There are also red-tape hurdles to overcome. Arlene Weintraub says regulatory agencies want certainty that results will be right most of the time. “Ninety per cent accuracy is great but the fear of false-positives is a concern to regulatory agencies. Still, I’m definitely seeing the advances being made. Technology is getting better and better every day, and there are a lot of smart people working on this problem.”
But smarts mean nothing without the funding to apply them. Dr. Otto says if she and her team had access to more cash, it would allow them to focus more fully, to devote more hours a day, which within two years would lead to a prototype machine. “We have the proof of principle, we know we can do this. We now need to identify the chemicals so we can help develop the electronic sensing, find out how early we can detect cancer, and whether we can use other samples besides blood. There are so many questions that we would love to be able to answer.”
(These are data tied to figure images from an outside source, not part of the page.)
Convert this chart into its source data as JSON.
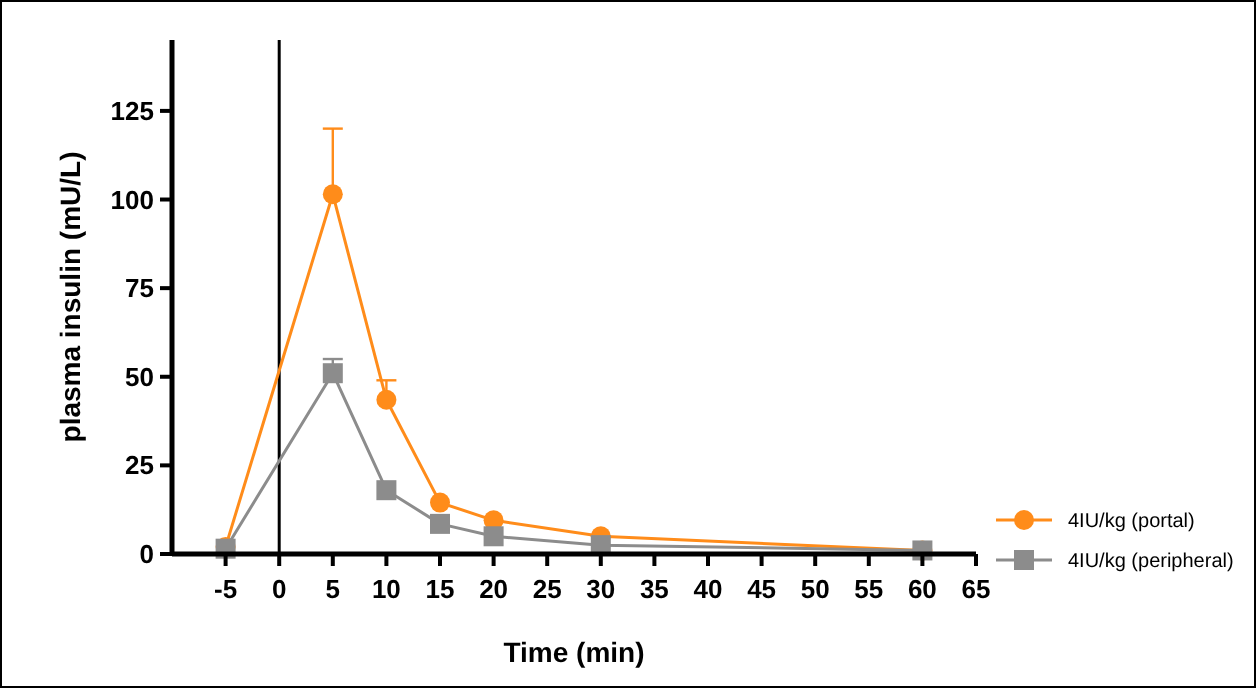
{
  "chart_data": {
    "type": "line",
    "xlabel": "Time (min)",
    "ylabel": "plasma insulin (mU/L)",
    "x": [
      -5,
      5,
      10,
      15,
      20,
      30,
      60
    ],
    "series": [
      {
        "name": "4IU/kg (portal)",
        "color": "#ff8c1a",
        "marker": "circle",
        "values": [
          2,
          101.5,
          43.5,
          14.5,
          9.5,
          5,
          1
        ],
        "errors": [
          null,
          [
            101.5,
            120
          ],
          [
            43.5,
            49
          ],
          null,
          null,
          null,
          null
        ]
      },
      {
        "name": "4IU/kg (peripheral)",
        "color": "#8c8c8c",
        "marker": "square",
        "values": [
          1.5,
          51,
          18,
          8.5,
          5,
          2.5,
          1
        ],
        "errors": [
          null,
          [
            51,
            55
          ],
          null,
          null,
          null,
          null,
          null
        ]
      }
    ],
    "xlim": [
      -10,
      65
    ],
    "xticks": [
      -5,
      0,
      5,
      10,
      15,
      20,
      25,
      30,
      35,
      40,
      45,
      50,
      55,
      60,
      65
    ],
    "ylim": [
      0,
      145
    ],
    "yticks": [
      0,
      25,
      50,
      75,
      100,
      125
    ],
    "ref_lines": [
      {
        "axis": "x",
        "value": 0,
        "color": "#000000"
      }
    ],
    "grid": false,
    "legend": "right"
  }
}
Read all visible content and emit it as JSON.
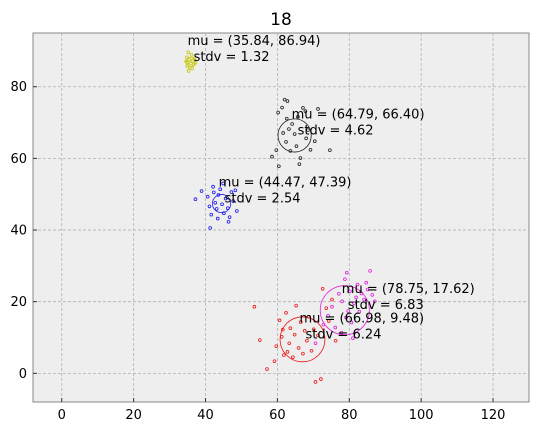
{
  "chart_data": {
    "type": "scatter",
    "title": "18",
    "xlabel": "",
    "ylabel": "",
    "xlim": [
      -8,
      130
    ],
    "ylim": [
      -8,
      95
    ],
    "xticks": [
      0,
      20,
      40,
      60,
      80,
      100,
      120
    ],
    "yticks": [
      0,
      20,
      40,
      60,
      80
    ],
    "grid": true,
    "background": "#eeeeee",
    "clusters": [
      {
        "color": "#c8c814",
        "mu": [
          35.84,
          86.94
        ],
        "stdv": 1.32,
        "label_mu": "mu = (35.84, 86.94)",
        "label_stdv": "stdv = 1.32",
        "points": [
          [
            35.2,
            89.6
          ],
          [
            36.1,
            88.9
          ],
          [
            34.8,
            88.2
          ],
          [
            35.5,
            87.6
          ],
          [
            36.4,
            87.3
          ],
          [
            35.0,
            86.8
          ],
          [
            35.9,
            86.5
          ],
          [
            36.7,
            86.2
          ],
          [
            34.9,
            85.8
          ],
          [
            35.6,
            85.4
          ],
          [
            36.3,
            85.1
          ],
          [
            35.3,
            84.4
          ],
          [
            36.9,
            87.9
          ],
          [
            34.6,
            87.1
          ],
          [
            37.2,
            86.7
          ]
        ]
      },
      {
        "color": "#222222",
        "mu": [
          64.79,
          66.4
        ],
        "stdv": 4.62,
        "label_mu": "mu = (64.79, 66.40)",
        "label_stdv": "stdv = 4.62",
        "points": [
          [
            58.5,
            60.5
          ],
          [
            59.7,
            62.3
          ],
          [
            60.4,
            57.8
          ],
          [
            61.3,
            74.2
          ],
          [
            62.0,
            76.4
          ],
          [
            62.8,
            76.0
          ],
          [
            62.6,
            71.1
          ],
          [
            63.2,
            68.2
          ],
          [
            62.4,
            64.6
          ],
          [
            63.6,
            62.1
          ],
          [
            64.1,
            69.6
          ],
          [
            64.8,
            66.8
          ],
          [
            65.3,
            63.4
          ],
          [
            65.7,
            71.6
          ],
          [
            66.4,
            60.1
          ],
          [
            67.1,
            74.1
          ],
          [
            67.8,
            73.2
          ],
          [
            68.5,
            67.9
          ],
          [
            68.0,
            65.6
          ],
          [
            69.2,
            62.4
          ],
          [
            70.4,
            64.8
          ],
          [
            71.3,
            73.8
          ],
          [
            74.6,
            62.3
          ],
          [
            61.6,
            67.1
          ],
          [
            60.2,
            72.8
          ],
          [
            66.1,
            58.4
          ]
        ]
      },
      {
        "color": "#1a1aee",
        "mu": [
          44.47,
          47.39
        ],
        "stdv": 2.54,
        "label_mu": "mu = (44.47, 47.39)",
        "label_stdv": "stdv = 2.54",
        "points": [
          [
            37.2,
            48.6
          ],
          [
            38.9,
            50.9
          ],
          [
            40.6,
            49.3
          ],
          [
            41.1,
            46.6
          ],
          [
            41.6,
            44.3
          ],
          [
            41.3,
            40.6
          ],
          [
            42.1,
            52.1
          ],
          [
            42.7,
            47.6
          ],
          [
            43.1,
            45.9
          ],
          [
            43.6,
            49.8
          ],
          [
            44.1,
            51.4
          ],
          [
            44.6,
            47.2
          ],
          [
            45.1,
            44.7
          ],
          [
            45.6,
            48.8
          ],
          [
            46.2,
            46.1
          ],
          [
            46.7,
            43.6
          ],
          [
            47.2,
            50.6
          ],
          [
            47.7,
            48.1
          ],
          [
            48.3,
            51.1
          ],
          [
            48.7,
            45.3
          ],
          [
            46.4,
            42.3
          ],
          [
            43.4,
            43.2
          ],
          [
            42.3,
            50.5
          ],
          [
            44.9,
            53.0
          ]
        ]
      },
      {
        "color": "#ee1a1a",
        "mu": [
          66.98,
          9.48
        ],
        "stdv": 6.24,
        "label_mu": "mu = (66.98, 9.48)",
        "label_stdv": "stdv = 6.24",
        "points": [
          [
            53.6,
            18.6
          ],
          [
            55.1,
            9.3
          ],
          [
            57.1,
            1.2
          ],
          [
            59.2,
            3.4
          ],
          [
            59.7,
            7.6
          ],
          [
            60.6,
            14.8
          ],
          [
            61.2,
            10.2
          ],
          [
            61.8,
            5.1
          ],
          [
            62.4,
            16.9
          ],
          [
            63.3,
            8.4
          ],
          [
            63.6,
            12.6
          ],
          [
            64.3,
            4.5
          ],
          [
            64.8,
            10.8
          ],
          [
            65.2,
            18.9
          ],
          [
            65.9,
            7.1
          ],
          [
            66.5,
            14.3
          ],
          [
            67.1,
            5.5
          ],
          [
            67.6,
            11.9
          ],
          [
            68.2,
            9.1
          ],
          [
            68.8,
            15.8
          ],
          [
            69.5,
            6.3
          ],
          [
            70.1,
            12.3
          ],
          [
            70.6,
            -2.4
          ],
          [
            71.3,
            10.6
          ],
          [
            72.1,
            -1.6
          ],
          [
            72.6,
            23.6
          ],
          [
            73.6,
            18.2
          ],
          [
            74.3,
            14.6
          ],
          [
            75.2,
            20.6
          ],
          [
            76.2,
            9.1
          ],
          [
            61.5,
            12.2
          ],
          [
            62.8,
            6.0
          ]
        ]
      },
      {
        "color": "#e020e0",
        "mu": [
          78.75,
          17.62
        ],
        "stdv": 6.83,
        "label_mu": "mu = (78.75, 17.62)",
        "label_stdv": "stdv = 6.83",
        "points": [
          [
            70.6,
            8.4
          ],
          [
            72.8,
            13.6
          ],
          [
            74.1,
            16.1
          ],
          [
            75.2,
            18.6
          ],
          [
            76.1,
            12.8
          ],
          [
            77.1,
            22.2
          ],
          [
            78.0,
            20.1
          ],
          [
            78.8,
            26.3
          ],
          [
            79.1,
            15.6
          ],
          [
            79.7,
            17.4
          ],
          [
            80.2,
            22.9
          ],
          [
            80.6,
            14.2
          ],
          [
            81.3,
            19.6
          ],
          [
            81.9,
            21.2
          ],
          [
            82.3,
            24.8
          ],
          [
            82.8,
            17.2
          ],
          [
            83.4,
            22.3
          ],
          [
            84.1,
            20.6
          ],
          [
            84.7,
            25.3
          ],
          [
            85.1,
            23.4
          ],
          [
            85.8,
            28.6
          ],
          [
            86.4,
            21.9
          ],
          [
            87.1,
            20.1
          ],
          [
            79.3,
            28.1
          ],
          [
            77.8,
            11.3
          ],
          [
            81.0,
            9.8
          ]
        ]
      }
    ]
  }
}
Her ideal goal is an “e-nose” machine affordable enough to install in every hospital, which would provide instant test results. “My wish would be that every woman could be screened at least annually and we wouldn’t have these cases that are missed.”
Back at Clever Canines, Tracie Nielson and her pack are on track to fulfill their own wish for an early cancer detection facility in less than a year, using shiny, wet noses instead of cold, hard steel.